Tuesday, May 12, 2009

On a Particularly Addicting Game


Okay, it's been a while since I've updated this blog and I have a number of reasons for that. I've been working on getting out of my parents house, have been looking for a job, I just started DMing a summer D&D campaign (more on that later), and most of all I found PopCap Games' Plants vs. Zombies on Steam for $9.99.

Oddly enough, PopCap's official site has Plants vs. Zombies listed at $19.95. I could understand the price difference if Steam was a subscription based service, but it's a free download. I guess it pays to shop around whether you're shopping online or in person.

This damn game has decided to steal away more of my time then I thought I had. Last night at about 2AM I stared into my laptop screen with a kind of hypnosis that had previously been experienced only with EverQuest and World of Warcraft. As the small hand-rendered peas flicked across the screen into the pasty faces of my undead assailants I realized I had a problem.

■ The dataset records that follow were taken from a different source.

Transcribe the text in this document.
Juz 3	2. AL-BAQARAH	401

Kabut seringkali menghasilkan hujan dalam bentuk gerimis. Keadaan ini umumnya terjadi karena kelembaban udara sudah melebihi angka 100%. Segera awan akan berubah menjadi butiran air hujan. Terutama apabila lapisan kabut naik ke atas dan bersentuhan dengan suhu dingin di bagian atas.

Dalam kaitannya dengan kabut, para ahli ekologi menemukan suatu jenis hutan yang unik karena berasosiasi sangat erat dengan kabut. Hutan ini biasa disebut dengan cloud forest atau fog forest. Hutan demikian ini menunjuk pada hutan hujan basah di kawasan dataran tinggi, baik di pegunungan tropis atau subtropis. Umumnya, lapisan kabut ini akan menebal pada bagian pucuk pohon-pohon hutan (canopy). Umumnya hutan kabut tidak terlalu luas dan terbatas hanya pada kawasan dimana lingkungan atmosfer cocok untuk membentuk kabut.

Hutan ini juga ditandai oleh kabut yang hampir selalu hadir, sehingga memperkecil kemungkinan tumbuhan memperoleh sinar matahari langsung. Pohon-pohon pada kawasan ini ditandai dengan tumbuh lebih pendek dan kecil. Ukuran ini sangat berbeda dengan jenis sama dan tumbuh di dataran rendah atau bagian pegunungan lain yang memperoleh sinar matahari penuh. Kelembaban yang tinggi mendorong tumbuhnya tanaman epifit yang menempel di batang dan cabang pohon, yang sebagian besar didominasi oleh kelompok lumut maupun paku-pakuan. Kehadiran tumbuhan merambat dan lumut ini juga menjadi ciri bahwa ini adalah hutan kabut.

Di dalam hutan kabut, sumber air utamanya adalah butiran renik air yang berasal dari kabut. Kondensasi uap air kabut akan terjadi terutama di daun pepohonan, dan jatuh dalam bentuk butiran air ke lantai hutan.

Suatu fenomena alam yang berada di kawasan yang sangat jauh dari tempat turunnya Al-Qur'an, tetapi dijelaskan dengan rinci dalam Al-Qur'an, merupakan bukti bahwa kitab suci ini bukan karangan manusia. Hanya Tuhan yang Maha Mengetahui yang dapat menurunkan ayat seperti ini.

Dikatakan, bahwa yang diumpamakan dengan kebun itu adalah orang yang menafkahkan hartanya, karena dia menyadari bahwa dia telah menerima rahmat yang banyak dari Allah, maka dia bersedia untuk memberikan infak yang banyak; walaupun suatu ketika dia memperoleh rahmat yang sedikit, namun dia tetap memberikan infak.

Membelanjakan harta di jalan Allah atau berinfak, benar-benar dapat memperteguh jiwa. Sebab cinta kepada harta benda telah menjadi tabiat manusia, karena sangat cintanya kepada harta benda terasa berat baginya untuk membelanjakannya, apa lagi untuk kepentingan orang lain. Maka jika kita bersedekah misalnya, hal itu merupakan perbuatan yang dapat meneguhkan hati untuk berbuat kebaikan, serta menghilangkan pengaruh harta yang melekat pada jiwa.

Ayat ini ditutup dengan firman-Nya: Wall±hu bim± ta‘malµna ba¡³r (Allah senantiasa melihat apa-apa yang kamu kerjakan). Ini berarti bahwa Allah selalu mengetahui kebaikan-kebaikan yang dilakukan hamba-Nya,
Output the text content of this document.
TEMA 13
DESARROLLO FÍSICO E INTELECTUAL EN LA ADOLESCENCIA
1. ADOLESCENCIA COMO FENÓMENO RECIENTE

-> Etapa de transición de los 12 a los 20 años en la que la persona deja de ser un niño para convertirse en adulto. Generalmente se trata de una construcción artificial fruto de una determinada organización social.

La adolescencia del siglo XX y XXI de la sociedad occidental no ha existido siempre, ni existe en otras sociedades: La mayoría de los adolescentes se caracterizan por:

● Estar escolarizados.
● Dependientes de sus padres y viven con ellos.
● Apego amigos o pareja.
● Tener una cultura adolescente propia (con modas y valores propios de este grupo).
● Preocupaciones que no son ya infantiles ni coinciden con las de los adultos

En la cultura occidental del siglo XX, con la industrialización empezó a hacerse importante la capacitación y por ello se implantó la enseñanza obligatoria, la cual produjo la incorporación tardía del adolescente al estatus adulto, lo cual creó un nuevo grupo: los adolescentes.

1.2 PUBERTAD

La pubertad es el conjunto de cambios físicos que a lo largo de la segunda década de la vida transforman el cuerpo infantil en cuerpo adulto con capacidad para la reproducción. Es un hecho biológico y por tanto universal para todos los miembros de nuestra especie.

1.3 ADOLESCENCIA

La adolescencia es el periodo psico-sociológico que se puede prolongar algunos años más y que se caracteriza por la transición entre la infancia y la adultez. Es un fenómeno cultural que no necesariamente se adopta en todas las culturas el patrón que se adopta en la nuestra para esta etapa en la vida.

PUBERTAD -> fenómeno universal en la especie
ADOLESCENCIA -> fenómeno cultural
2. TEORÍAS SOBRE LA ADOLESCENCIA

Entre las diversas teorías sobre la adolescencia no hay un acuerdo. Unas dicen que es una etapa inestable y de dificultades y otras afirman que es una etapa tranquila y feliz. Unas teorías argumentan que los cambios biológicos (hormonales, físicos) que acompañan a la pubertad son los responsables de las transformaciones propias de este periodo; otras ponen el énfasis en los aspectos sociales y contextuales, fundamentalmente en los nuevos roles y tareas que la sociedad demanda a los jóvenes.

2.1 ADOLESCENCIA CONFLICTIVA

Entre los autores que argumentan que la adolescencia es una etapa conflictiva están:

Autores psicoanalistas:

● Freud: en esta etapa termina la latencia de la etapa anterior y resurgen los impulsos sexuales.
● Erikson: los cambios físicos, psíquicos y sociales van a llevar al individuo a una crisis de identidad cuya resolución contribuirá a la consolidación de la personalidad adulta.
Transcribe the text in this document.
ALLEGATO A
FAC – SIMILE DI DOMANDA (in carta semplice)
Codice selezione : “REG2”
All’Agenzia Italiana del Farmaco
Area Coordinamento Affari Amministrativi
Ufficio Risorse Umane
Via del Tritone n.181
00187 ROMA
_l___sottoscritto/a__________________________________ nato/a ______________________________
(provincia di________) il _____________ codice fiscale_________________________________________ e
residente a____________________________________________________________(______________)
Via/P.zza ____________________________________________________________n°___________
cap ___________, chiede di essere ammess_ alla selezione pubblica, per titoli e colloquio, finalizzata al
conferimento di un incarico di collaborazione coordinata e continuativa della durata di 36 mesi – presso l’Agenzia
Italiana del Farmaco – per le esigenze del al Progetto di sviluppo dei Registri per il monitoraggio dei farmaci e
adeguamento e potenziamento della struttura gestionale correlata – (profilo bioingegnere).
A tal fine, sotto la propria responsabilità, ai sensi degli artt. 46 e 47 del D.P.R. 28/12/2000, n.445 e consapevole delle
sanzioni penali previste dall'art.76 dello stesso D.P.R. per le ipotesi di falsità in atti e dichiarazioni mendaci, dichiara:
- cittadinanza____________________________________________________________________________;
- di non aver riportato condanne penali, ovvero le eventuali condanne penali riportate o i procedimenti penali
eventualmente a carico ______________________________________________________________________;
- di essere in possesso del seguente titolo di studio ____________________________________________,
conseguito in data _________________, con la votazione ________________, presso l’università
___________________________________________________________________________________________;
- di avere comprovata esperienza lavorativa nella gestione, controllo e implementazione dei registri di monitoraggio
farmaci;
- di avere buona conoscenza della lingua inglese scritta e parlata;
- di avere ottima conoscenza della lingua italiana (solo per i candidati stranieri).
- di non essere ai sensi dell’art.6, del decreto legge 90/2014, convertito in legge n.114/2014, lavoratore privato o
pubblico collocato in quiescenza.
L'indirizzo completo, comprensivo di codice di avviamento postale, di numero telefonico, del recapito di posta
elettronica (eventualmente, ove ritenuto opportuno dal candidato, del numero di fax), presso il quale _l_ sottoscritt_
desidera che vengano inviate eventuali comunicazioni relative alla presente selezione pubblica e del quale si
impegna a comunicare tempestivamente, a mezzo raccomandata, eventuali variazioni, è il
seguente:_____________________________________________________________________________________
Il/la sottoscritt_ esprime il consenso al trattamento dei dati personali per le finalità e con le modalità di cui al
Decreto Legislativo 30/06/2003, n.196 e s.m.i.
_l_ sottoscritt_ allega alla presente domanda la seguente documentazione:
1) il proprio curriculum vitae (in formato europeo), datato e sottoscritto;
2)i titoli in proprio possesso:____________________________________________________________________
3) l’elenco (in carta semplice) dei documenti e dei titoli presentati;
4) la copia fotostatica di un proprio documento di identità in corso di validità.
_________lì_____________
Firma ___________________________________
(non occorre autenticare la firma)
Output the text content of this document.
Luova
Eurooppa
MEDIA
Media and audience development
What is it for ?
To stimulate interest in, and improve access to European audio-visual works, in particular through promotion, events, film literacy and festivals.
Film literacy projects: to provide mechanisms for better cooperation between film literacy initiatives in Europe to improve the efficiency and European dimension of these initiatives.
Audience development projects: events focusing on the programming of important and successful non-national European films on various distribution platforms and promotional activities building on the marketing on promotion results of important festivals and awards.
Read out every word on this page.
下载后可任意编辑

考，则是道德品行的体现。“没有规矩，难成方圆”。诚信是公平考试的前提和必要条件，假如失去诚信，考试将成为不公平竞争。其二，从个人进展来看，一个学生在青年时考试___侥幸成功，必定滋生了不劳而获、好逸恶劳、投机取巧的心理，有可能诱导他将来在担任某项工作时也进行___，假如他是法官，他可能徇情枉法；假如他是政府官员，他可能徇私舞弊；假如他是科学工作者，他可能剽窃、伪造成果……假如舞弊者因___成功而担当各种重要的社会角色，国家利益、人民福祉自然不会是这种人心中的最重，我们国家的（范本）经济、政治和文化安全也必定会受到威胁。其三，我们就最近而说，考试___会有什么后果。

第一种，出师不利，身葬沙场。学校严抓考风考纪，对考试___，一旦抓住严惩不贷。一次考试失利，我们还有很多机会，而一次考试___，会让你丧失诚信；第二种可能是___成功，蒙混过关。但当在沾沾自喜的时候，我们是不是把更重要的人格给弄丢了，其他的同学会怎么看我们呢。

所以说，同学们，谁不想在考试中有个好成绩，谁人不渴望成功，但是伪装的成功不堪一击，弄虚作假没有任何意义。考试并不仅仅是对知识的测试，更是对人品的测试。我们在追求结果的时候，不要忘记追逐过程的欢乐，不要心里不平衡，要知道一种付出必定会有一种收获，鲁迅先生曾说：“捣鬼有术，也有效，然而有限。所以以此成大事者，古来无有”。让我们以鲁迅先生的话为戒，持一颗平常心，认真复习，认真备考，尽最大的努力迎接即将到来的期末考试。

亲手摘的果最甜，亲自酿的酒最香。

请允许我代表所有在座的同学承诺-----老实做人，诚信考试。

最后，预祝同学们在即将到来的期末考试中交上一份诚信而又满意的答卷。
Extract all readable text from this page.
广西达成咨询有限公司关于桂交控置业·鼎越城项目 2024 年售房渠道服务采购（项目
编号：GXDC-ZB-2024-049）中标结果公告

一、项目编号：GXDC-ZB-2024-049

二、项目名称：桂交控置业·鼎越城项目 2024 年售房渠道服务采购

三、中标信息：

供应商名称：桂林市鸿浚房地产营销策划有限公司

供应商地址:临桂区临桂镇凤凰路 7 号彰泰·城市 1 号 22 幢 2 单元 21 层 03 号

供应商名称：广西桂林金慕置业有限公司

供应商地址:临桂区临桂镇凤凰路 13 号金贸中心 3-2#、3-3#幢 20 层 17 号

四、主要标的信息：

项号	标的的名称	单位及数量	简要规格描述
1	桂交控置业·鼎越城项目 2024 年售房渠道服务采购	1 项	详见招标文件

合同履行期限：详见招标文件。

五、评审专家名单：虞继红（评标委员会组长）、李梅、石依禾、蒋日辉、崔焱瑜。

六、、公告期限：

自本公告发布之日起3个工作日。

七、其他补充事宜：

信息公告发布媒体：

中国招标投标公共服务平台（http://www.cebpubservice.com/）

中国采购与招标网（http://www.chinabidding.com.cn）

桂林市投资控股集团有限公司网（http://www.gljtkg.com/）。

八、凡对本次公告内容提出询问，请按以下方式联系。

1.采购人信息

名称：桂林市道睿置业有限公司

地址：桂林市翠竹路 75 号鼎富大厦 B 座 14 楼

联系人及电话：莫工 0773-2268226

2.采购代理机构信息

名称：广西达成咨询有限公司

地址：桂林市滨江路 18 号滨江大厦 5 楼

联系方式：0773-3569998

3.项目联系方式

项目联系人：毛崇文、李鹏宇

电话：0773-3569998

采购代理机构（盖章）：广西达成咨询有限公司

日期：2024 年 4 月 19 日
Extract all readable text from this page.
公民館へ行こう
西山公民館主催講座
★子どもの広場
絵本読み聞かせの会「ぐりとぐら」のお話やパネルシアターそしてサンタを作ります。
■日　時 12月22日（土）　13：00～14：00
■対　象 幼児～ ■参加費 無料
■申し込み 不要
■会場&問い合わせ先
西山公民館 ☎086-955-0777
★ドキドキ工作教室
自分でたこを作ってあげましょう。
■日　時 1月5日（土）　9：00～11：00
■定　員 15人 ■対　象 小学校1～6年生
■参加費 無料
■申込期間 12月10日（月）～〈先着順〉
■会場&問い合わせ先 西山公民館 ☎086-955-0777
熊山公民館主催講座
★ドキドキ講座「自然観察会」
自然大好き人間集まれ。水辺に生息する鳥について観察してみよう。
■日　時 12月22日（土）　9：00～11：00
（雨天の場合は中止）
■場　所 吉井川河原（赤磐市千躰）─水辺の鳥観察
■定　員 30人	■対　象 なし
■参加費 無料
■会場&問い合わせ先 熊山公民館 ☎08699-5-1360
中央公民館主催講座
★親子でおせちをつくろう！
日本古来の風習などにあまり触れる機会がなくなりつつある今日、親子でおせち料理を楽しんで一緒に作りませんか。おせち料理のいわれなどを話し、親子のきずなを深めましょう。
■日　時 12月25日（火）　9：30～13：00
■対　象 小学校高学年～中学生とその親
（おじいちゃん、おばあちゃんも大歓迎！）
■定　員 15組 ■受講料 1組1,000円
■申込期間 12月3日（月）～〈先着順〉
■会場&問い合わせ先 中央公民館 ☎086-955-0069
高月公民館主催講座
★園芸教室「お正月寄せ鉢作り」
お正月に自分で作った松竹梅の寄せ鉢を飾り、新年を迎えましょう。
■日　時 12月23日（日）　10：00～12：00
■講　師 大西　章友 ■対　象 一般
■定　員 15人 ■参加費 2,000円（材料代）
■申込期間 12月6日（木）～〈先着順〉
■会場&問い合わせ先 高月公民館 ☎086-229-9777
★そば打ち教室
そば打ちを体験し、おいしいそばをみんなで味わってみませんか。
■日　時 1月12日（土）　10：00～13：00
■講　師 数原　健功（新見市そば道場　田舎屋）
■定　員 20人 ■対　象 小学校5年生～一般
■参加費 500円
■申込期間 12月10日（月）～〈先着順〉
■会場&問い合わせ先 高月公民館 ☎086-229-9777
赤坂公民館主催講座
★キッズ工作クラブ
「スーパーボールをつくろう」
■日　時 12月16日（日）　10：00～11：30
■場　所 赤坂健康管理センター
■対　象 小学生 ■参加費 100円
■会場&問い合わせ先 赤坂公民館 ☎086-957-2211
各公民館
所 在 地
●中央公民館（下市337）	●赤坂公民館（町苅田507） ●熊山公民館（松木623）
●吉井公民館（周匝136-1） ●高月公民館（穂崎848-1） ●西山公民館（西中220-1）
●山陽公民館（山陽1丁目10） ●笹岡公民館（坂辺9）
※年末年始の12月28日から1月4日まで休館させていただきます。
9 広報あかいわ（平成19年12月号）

While protecting one's brain from the undead is a noble pursuit in its own right, time would be better spent scoping out my new apartment for potential escape routes and choke points should I be living there when the zombie apocalypse goes down. Or at the very least, play more Left 4 Dead which is far and away a better zombie simulator as sunflowers and pea pods are probably an unsatisfactory defense.

At least that would be potentially productive. In a paranoid, dorky kind of way.

So I guess the point of all this is to recommend Plants vs. Zombies as an entertaining way to spend an evening as long as you already have your World War Z plan prepared; just make sure to get it on Steam rather than from PopCap.com.

Tuesday, April 21, 2009

Oh Look, a Fallout MMO!



JK bitches... except not really.

Let's be honest, post-apocalyptic scenarios are fantastic and enjoyable, but when you "borrow" an entire aesthetic feel and art style from something as popular as Fallout, you'd better be ready for people to draw the comparisons.

All that aside, I want to send a quick message to every game developer alive who wants to build their own MMO from the ground up:

The setting and story doesn't matter.

This is a common misconception since MMOs started out as a means by which players, who weren't fully content in their vanilla terran life, could explore strange new places and adventure with hordes of friends and be part of a world-shaping experience.

Over the years, that's changed. Just as non-digital games like Magic: The Gathering or D&D are more about manipulating the turn structure and mapping out deck/character builds to maximize damage output or survivability, MMOs are all about grinding and making sure the numbers associated with your character are a little bit bigger than your friends'.

This is why World of Warcraft is so damn popular, it provides end game content for hardcore loot junkies who want to own the biggest, most pimped-out orc in town. Hell, Diablo 2 is still bringing in plenty of revenue for Blizzard almost ten years after it was first released because of people's desire to own overpowered gear and max out their stats.

Look at Tabula Rasa. I must confess, I never played the game so feel free to shoot down this paragraph as unfounded, but it was hyped as being a reinventing of the MMO genre in hopes of making a deeper experience and giving players the feeling of being in the game's universe. And we all know how well that turned out.

I love that MMO developers are trying new things and putting their efforts into worlds that haven't had MMOs before, but the theme is not, and never will be, the point to a successful MMO.

Fallen Earth claims to have a complex character creation system, which is a huge concern for MMO players. Some Western RPGs like Oblivion and Fallout 3 already employ a complex and fully customizable character creation system within the single player realm and they are epic successes, but when customization is put into the multiplayer space, it often causes more trouble than it's worth.

Games like Guild Wars and Diablo 2 allow for an epic amount of customization through character stats and chosen abilities, but these systems don't inherently offer creativity. Within a month of Guild Wars' release, people were filling forums with character builds and the landscape was overrun by cookie-cutter characters of various hair styles and heights.

Thankfully in Guild Wars, you can refund your skill points and learned abilities whenever you're in a town so you aren't punished for experimenting. Unlike games like Diablo 2, where if you put three points into Iron Golem, you'll never get them back.

Customizable character classes offer a venue for creativity to a degree, but there comes a point when the most mathematically efficient classes sprout up and deviating from these established norms becomes a way of crippling your own character to an experience of always being a step and a half behind the players around you.

Balancing out the abilities to allow a plethora of these prime classes is the only way to still have a fun world to interact in a year after the game's launch. Fallen Earth is in closed beta right now so the developers are probably getting a pretty good look at what they need to tweak, and lets hope there aren't too many balance errors by launch.

I guess my point of all my ramblings, is that, after watching this video, I was given the impression that the developers of Fallen Earth had story on the brain and I really wanted to say that I think it's a flawed vision. If you have a great story, people will probably appreciate it more in a single-player experience.

That's not to say you can't have a story in an MMO, but you'd better be putting the lion's share of your efforts into content because most players will never read your quest dialog or back stories.